The pretrial challenge, which will be the subject of a hearing in the Sedgwick County District Court beginning February 6, 2023, was filed by the ACLU in the case of Kyle Young, an African-American defendant who faces capital charges in a 2020 double murder at a Wichita hotel. The motion alleges that the Kansas death penalty violates state and federal prohibitions against cruel and unusual punishment because it denies capital defendants a fair and impartial jury, is arbitrarily and discriminatorily applied, and serves no legitimate penological purpose.

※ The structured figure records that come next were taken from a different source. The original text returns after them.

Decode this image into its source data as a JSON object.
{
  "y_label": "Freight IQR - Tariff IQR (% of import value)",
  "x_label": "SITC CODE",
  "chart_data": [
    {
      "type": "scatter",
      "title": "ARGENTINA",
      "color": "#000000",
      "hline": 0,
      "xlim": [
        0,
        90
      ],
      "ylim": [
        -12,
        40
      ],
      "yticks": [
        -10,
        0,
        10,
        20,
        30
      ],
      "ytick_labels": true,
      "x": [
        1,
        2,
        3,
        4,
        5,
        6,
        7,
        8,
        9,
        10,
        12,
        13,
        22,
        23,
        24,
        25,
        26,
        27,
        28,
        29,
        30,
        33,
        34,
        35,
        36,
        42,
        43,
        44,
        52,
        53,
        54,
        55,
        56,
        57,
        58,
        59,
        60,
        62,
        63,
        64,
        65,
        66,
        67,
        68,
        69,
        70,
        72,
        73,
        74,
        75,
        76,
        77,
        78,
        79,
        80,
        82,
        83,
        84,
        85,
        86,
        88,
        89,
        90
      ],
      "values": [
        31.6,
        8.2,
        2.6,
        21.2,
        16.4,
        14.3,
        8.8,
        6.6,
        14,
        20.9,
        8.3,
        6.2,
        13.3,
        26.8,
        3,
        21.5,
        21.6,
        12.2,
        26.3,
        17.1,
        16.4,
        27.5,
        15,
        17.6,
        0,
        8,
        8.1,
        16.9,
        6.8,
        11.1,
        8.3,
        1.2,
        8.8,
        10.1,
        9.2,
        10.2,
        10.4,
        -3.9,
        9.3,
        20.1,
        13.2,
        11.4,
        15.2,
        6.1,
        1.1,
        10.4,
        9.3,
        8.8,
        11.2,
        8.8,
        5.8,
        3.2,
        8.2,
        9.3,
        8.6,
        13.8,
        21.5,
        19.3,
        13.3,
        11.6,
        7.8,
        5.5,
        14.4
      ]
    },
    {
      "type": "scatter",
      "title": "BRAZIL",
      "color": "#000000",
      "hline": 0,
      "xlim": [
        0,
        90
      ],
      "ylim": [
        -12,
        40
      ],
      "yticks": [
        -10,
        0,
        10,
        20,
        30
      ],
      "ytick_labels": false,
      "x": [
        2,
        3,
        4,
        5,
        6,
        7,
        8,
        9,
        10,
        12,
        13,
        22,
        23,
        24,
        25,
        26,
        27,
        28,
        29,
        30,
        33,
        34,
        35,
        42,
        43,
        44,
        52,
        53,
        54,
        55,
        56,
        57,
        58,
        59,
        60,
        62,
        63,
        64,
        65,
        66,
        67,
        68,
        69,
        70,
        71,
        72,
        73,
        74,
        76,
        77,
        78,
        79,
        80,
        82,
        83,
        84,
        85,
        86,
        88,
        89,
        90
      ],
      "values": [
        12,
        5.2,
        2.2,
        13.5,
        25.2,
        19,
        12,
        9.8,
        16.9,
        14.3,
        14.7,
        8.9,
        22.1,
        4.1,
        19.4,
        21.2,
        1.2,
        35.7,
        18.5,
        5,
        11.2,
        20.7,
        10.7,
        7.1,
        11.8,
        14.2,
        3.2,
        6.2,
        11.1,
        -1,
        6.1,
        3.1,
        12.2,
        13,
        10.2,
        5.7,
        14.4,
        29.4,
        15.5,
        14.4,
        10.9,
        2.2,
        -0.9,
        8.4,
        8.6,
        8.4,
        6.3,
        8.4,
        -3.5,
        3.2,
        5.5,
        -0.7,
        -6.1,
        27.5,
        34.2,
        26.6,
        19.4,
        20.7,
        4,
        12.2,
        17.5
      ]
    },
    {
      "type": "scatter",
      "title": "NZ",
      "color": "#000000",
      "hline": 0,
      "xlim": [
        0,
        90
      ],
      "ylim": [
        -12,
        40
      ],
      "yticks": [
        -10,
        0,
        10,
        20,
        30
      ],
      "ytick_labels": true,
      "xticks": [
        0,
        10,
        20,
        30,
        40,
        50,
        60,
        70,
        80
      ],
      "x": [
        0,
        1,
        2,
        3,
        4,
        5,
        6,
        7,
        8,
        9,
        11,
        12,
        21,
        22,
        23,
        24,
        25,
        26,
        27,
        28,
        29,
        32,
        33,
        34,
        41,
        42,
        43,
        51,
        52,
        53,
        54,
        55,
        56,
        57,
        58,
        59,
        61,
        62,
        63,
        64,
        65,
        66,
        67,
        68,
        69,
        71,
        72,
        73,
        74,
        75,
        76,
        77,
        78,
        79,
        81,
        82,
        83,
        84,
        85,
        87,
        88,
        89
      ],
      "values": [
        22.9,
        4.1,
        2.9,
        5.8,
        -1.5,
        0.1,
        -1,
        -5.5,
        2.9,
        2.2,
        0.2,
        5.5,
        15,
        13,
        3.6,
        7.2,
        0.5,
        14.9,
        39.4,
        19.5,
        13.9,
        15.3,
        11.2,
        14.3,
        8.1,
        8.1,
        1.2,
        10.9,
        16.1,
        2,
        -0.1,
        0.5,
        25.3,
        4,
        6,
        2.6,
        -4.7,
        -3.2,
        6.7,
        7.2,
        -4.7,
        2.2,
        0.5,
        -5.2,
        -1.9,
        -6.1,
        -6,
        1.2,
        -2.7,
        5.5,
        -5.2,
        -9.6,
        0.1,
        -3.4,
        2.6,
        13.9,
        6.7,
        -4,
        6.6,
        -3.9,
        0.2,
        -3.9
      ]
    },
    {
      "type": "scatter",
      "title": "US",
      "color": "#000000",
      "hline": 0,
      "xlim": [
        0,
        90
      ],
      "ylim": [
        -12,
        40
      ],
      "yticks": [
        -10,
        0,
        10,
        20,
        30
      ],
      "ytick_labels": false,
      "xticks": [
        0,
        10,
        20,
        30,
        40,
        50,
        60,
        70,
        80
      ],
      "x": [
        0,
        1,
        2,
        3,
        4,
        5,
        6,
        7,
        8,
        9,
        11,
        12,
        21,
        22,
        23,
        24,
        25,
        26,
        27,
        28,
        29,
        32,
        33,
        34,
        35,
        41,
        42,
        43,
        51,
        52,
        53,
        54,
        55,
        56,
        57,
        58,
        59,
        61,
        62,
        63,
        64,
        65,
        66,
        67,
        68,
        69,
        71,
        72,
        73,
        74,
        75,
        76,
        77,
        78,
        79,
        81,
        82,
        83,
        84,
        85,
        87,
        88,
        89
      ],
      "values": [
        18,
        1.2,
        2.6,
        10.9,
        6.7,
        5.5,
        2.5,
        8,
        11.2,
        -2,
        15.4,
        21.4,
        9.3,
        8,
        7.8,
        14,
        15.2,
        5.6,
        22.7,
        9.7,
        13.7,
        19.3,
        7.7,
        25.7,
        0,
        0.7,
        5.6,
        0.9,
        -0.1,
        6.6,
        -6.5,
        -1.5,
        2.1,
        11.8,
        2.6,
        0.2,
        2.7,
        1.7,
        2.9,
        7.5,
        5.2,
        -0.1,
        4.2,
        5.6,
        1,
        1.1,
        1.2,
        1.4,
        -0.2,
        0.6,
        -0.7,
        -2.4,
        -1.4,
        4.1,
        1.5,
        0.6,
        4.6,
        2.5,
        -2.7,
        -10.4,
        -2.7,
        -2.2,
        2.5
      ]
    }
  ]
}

The Kansas Bill of Rights declares that “life, liberty, and the pursuit of happiness” are “inalienable natural rights.” Young’s lawyers argue that a landmark 2019 Kansas Supreme Court ruling on abortion rights that applied a “strict scrutiny” standard of state constitutional review for laws that infringe on fundamental rights should apply to capital punishment. “For the very same reasons liberty applies to reproductive rights, life should apply to the death penalty,” said ACLU Capital Punishment Project senior counsel Henderson Hill.
In 2022, the Kansas Supreme Court ruled in a different case that the death penalty, as written, did not violate the state constitution’s “inalienable” right to life. It held, “when a person is convicted of capital murder beyond reasonable doubt, he or she forfeits the inalienable right to life … and the state may impose lawful punishment for that crime.” Young, who has not been convicted and is presumed innocent, argues that he is entitled to the benefit of strict scrutiny review and that the death penalty is unconstitutional as it is applied in the state of Kansas.